Fringe has begun.

And in just three shows, this viewer has gotten a sense of the wide variety of offerings available for those who choose to make the event a weekend affair.

An invigorating turn in the air at The Old Ironworks, a raunchy contortion of “Ozzie and Harriet” on St. Claude Avenue, and a shaky but nonetheless moving traditional one-man show at The Marigny Theatre.

And that was just Wednesday.

‘LoopsEnd’

Old Ironworks

612 Piety St.

9 p.m. Friday, Saturday and Sunday

A dark acrobatic fairy tale, “LoopsEnd”, swirling and spinning its way through the weekend at The Old Ironworks, is the first must-see event of The Fringe Fest that I witnessed.

A chain and silk aerial show that springs from the Atlanta based Paper Doll Militia troupe, “LoopsEnd” comes off like the love child of Tim Burton and Trent Reznor: Shakespearean faeries run amok in the mind of Oyster Boy. Obsessed with both beauty and pain, the evening mixes high romanticism with steampunk sensibilities and is a natural fit for the space it inhabits.

After an intense opening duet involving two female aerialists reversing roles as a captor and a jailer, a company of five women and one stilt-walking man swing and twist themselves into a series of poses worthy of a compositional painting.

The company works in wonderful syncopation throughout a world of ropes and pulleys. They give focus rather than steal it and, because of this, achieve an artistic triumph where all share in the success.

With romantic industrial underscoring, the troupe’s work causes angels to achieve lift, damsels to flee distress, and night flowers to bloom.

It’s a midwinter night’s dream from which you will not want to awake.

‘A Beaver Licious Family Affair’

Hi-Ho Lounge

2239 St. Claude Ave.

9 p.m. Friday, Saturday and Sunday

A different kind of acrobatic work can be found at the Hi-Ho Lounge for “A Beaver Licious Family Affair.”

Ostensibly a subversive parody of a Fifties sitcom, “Beaver Licious” actually tells the story of the Beaver family as an excuse to stage a series of inappropriate variety acts that run the gamut from silly to lurid to completely hysterical, sometimes all three.

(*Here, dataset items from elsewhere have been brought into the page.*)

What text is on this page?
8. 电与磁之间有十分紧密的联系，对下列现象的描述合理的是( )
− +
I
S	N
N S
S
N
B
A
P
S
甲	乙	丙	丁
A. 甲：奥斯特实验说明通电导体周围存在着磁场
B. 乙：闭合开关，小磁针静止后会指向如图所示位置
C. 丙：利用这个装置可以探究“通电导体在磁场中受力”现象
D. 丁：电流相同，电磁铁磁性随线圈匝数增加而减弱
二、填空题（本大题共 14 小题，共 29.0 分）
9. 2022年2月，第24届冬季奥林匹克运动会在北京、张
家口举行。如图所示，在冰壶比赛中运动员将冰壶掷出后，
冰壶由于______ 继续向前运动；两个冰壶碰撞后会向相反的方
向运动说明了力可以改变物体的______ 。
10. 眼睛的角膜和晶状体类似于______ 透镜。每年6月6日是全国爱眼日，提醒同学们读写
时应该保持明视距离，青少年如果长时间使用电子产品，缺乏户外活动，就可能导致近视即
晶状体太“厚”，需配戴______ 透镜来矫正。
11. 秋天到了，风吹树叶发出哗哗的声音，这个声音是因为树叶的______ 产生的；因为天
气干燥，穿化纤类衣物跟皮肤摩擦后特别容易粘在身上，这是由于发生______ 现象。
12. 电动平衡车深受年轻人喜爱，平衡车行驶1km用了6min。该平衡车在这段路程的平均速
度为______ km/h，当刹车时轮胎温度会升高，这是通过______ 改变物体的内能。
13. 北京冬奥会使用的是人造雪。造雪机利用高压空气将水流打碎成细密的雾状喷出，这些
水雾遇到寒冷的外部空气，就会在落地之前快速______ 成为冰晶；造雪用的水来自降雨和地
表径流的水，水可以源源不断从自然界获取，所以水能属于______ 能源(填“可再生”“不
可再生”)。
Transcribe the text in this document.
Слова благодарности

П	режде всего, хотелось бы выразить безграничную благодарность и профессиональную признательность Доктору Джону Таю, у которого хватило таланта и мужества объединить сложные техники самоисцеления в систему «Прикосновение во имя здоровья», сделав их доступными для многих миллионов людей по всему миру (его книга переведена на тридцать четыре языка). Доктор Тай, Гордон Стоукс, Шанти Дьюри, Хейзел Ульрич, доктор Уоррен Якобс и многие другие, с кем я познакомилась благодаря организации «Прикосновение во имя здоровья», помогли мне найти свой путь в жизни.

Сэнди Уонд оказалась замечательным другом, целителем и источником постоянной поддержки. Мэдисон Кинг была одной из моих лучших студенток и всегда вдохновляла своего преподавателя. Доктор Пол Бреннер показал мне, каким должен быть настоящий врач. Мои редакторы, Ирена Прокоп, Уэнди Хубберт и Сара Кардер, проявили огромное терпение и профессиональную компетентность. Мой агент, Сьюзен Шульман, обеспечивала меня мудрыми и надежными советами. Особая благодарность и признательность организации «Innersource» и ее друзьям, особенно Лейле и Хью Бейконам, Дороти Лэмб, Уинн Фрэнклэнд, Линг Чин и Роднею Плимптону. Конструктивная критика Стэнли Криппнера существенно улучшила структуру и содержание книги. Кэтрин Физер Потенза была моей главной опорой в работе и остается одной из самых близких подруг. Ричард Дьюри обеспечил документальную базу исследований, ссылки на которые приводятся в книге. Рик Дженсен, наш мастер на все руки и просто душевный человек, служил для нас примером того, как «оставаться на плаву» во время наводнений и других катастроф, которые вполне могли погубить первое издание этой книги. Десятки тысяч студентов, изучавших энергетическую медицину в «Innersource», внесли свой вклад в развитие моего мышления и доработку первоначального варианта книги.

A collaborative effort of local performance troupes Cirque d’Licious and Smoking Beaver, “Beaver Licious” is so stupid that it actually works. It doesn’t pretend its performers can act, barely attempts a coherent story, and has less artistic merit than Roger Corman or John Waters’ earlier artistic ventures.

And the joyfully intoxicated audience and I had a hell of a good time watching the sparks fly from more than just the-grinder-against-metal-crotch routine.

In case you missed that… grinder-against-metal-crotch routine.

Because what performers Ginger Licious, Darling Darla James, and Clay Mazing do have is a sense of the theatrical. All three can move, strike a pose, and, most importantly, each possesses a unique skill or two that makes the evening worthwhile.

Whether it’s the slovenly hipster Mazing employing a whip to crack flowers out of his mouth, the seductress James climbing a ladder of machetes to fetch a bottle of snake-oil, or the-deviant-next-door Licious using a walker for the most wonderfully offensive strip tease of all time, the trio never take themselves seriously and simply ask their audience to be as loud and boisterous as themselves.

Wear your fringe button, buy a drink and join the fun.

‘Hey, Hey LBJ’

Marigny Theatre

1030 Marigny St.

7 p.m. Friday, Saturday and Sunday

Sometimes a powerful story is enough.

Vietnam veteran Dave Kleinberg is almost painfully stiff as an actor, the dramaturgical structure of his piece “Hey, Hey, LBJ” is occasionally scattered, and his technical cues, even if they had been run correctly the night I saw it at The Marigny Theatre, do little to move his show along.

But after a time, Kleinberg’s autobiographical tale of his fateful year covering Vietnam as an Army reporter begins building a steady and inexorable momentum.

Stories of heroic latrine duty, typos possessed with fatal force, and friendships vaporized because of military aesthetics overwhelm the technical and performance shortcomings to produce a yarn of friensdship and the sort of courage that most of us cannot conceive of possessing.

With just over half the show remaining, the thought sinks into the viewer: The man telling this tale has lived this tale.

And his lack of bravado, genuine disgust with the absurdity of war, and unabashedly deep love for his comrades carry the day and keep us with him until the end.

A powerful story is more than enough.